Nie robię z siebie klasowego żużlowca, bo nim nie jestem - rozmowa z Januszem Kołodziejem, indywidualnym mistrzem Polski

Janusz Kołodziej zaskakuje. Trzykrotny indywidualny mistrz Polski sam określa się mianem zawodnika średniej jakości. "Koldi" jednak przyznaje, że jego ambicje sięgają wyżej niż tylko krajowe sukcesy.

Maciej Kmiecik
Maciej Kmiecik

Maciej Kmiecik: Czwarte miejsce w Plebiscycie Tygodnika Żużlowego i SportoweFakty.pl dla indywidualnego mistrza Polski to chyba lekki niedosyt? Widać, że kibice postawili na sukcesy międzynarodowe, a nie krajowe...

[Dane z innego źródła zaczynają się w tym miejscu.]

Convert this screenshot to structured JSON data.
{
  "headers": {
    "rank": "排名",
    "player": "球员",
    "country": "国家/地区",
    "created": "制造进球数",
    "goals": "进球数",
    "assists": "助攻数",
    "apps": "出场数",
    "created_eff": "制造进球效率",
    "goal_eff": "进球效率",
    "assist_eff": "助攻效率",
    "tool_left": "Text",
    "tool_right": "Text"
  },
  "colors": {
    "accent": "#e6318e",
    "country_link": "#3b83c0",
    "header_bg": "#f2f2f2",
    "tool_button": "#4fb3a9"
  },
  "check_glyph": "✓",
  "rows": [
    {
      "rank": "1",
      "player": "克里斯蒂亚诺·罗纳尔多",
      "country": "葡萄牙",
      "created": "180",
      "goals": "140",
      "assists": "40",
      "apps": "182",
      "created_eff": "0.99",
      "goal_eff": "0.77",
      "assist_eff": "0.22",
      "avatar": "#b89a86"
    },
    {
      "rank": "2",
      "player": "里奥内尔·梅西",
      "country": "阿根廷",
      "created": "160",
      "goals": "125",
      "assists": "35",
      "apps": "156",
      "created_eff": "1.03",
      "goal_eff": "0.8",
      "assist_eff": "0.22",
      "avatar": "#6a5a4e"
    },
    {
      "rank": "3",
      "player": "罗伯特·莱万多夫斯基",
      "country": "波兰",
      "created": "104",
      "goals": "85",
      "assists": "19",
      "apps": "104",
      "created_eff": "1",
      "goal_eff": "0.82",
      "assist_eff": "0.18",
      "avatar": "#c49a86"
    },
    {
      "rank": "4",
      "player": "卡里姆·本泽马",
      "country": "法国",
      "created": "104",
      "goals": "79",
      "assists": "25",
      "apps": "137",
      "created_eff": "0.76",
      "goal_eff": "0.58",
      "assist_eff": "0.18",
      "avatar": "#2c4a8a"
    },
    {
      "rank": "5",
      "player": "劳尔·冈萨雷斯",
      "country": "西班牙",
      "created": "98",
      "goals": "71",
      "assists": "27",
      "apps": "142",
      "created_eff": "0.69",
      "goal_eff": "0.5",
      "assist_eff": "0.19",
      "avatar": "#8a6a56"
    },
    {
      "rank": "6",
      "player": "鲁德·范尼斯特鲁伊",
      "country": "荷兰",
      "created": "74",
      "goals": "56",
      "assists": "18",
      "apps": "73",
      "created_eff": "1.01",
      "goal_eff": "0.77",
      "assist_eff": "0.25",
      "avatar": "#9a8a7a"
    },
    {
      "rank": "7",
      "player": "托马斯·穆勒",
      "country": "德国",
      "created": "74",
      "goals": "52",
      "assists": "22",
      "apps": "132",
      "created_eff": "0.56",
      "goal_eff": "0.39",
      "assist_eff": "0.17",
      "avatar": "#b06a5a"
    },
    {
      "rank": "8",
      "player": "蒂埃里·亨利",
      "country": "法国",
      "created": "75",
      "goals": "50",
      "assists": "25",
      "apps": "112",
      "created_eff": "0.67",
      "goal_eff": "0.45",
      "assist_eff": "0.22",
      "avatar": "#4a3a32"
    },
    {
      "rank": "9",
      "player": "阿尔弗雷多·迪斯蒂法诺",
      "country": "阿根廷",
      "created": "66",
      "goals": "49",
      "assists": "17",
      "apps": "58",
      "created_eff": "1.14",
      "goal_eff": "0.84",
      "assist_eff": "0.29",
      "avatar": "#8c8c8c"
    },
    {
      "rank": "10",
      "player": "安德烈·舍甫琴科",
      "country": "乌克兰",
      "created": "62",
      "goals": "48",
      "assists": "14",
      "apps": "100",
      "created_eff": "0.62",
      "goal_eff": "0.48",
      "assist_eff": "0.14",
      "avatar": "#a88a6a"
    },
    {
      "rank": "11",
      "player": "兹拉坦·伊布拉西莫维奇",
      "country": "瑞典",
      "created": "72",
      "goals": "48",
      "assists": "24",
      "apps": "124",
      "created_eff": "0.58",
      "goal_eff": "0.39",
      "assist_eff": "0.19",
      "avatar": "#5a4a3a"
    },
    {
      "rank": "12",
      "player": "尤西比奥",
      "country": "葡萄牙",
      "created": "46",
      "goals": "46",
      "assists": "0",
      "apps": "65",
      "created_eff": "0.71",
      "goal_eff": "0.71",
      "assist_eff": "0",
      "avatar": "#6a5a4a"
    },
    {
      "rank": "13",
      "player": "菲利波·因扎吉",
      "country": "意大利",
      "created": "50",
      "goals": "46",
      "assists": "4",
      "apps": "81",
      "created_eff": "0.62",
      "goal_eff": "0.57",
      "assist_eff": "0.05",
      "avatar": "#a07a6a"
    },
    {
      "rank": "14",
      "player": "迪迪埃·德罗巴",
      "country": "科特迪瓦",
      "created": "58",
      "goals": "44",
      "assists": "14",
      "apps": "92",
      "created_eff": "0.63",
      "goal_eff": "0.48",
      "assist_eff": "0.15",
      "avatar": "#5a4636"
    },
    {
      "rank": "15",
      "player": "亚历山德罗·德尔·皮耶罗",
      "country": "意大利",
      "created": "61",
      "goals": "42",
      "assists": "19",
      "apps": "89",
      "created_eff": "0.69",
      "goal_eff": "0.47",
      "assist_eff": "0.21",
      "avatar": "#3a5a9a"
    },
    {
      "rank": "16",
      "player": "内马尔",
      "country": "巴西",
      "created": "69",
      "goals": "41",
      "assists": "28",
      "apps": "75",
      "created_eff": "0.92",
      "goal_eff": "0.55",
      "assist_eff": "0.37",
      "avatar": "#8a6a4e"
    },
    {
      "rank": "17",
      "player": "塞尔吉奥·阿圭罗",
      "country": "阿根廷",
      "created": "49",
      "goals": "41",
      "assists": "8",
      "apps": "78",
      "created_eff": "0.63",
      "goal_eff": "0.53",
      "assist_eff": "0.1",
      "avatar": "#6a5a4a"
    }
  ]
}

Janusz Kołodziej: Od początku swojej kariery marzyłem o tym, by być wyróżnionym kiedyś za widowiskową jazdę. W tym roku udało się to zdobyć, czego zupełnie się nie spodziewałem. To jest dla mnie najcenniejsze. Miejsce w dziesiątce jest loterią. Myślałem, że inni zawodnicy znajdą się jeszcze przede mną. Okazało się, że byli za mną. Jestem dumny z tego, że kibice docenili mnie za widowiskową jazdę. Życzyłbym sobie, żeby tak pozostało do końca mojej kariery.

Poprzedni sezon był jednym z lepszych w twojej karierze?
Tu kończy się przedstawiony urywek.